Источник: Журнал «Фома»
Я стал за собой замечать, что черствею. Когда в очередной раз, пролистывая новостные сайты или френд-ленту в «живом журнале», натыкаюсь на очередную трагическую историю, просьбу о помощи, плач о беспределе — меня это уже не слишком трогает. И не потому, что не верю. Вполне верю, вещи-то обычные, и более того — типичные. Просто срабатывает какая-то внутренняя блокировка.
А ведь раньше так не было. Раньше я переживал, болел душой, делал перепосты, посылал деньги… Не то чтобы сейчас я вообще от этого устранился — но меньше, гораздо меньше, чем несколькими годами ранее. Стараюсь помогать людям, которых знаю в реальной жизни, а на сетевую благотворительность уже как-то не остается энергии.
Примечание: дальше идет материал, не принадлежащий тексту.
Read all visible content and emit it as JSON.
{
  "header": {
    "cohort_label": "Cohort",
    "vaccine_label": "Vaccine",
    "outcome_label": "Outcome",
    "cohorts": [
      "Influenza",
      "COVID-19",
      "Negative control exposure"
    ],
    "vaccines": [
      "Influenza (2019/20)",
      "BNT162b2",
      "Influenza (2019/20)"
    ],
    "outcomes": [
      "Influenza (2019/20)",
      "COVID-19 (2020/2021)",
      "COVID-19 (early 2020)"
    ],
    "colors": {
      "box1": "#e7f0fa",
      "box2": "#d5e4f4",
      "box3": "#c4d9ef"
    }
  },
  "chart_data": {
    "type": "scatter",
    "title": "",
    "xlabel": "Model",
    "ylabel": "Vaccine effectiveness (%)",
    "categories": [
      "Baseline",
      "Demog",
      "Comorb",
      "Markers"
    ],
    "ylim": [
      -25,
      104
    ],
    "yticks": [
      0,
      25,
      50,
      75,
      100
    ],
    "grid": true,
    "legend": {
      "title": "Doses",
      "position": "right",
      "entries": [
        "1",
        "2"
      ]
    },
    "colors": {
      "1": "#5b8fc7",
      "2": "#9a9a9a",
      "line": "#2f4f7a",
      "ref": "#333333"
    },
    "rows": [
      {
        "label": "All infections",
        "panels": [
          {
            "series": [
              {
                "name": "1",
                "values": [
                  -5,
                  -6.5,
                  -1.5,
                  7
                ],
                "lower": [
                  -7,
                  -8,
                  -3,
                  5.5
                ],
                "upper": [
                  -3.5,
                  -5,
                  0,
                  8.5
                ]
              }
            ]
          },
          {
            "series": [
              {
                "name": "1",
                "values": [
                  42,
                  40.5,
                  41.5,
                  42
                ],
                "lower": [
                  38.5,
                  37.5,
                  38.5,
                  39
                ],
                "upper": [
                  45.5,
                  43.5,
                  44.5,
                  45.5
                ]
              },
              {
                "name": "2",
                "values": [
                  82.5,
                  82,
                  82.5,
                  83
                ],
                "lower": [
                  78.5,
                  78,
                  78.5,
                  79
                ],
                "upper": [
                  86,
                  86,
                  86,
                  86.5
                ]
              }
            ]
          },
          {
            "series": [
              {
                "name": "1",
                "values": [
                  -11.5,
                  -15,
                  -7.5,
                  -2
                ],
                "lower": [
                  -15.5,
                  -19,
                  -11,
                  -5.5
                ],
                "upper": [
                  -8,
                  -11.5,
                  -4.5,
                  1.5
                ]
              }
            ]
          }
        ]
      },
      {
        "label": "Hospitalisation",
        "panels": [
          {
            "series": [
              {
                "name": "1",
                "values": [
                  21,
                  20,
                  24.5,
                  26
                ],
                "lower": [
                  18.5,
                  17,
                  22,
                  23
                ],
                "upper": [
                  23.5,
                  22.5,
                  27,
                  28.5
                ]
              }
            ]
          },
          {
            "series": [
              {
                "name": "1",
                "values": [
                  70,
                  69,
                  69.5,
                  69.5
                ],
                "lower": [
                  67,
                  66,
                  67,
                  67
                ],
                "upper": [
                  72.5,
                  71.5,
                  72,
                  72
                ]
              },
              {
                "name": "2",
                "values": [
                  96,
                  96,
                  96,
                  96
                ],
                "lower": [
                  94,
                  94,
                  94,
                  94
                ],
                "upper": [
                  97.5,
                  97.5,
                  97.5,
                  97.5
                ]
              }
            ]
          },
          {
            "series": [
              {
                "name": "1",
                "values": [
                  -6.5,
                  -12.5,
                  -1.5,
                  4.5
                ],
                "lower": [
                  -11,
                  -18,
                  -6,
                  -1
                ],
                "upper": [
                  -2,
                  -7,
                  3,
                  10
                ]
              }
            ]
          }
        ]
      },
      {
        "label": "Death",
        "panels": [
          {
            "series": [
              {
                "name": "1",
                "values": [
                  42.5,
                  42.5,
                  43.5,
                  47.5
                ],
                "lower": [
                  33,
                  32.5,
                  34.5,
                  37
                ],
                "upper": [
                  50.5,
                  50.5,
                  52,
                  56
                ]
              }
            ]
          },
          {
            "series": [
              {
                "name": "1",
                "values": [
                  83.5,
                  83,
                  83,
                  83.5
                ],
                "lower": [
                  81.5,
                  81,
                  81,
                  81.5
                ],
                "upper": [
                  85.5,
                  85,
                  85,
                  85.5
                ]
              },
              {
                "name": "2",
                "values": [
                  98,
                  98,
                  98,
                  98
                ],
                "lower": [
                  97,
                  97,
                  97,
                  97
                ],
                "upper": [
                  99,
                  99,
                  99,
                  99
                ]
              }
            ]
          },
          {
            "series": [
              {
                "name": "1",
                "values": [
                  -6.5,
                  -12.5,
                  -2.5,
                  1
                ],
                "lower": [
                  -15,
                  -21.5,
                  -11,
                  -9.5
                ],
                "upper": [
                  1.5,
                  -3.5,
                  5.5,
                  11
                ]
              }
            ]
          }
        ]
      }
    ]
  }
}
Что же случилось? Изменилась жизнь? Изменился я? Может, это то самое «окамененное нечувствие», избавления от которого мы, православные христиане, просим в вечерних молитвах? Рискну предположить, что не только. Вернее, окамененное нечувствие вырастает не на пустом месте. Я обсуждал эту тему со многими людьми, и оказалось, что у многих так. Сострадательные, добрые люди в итоге черствеют.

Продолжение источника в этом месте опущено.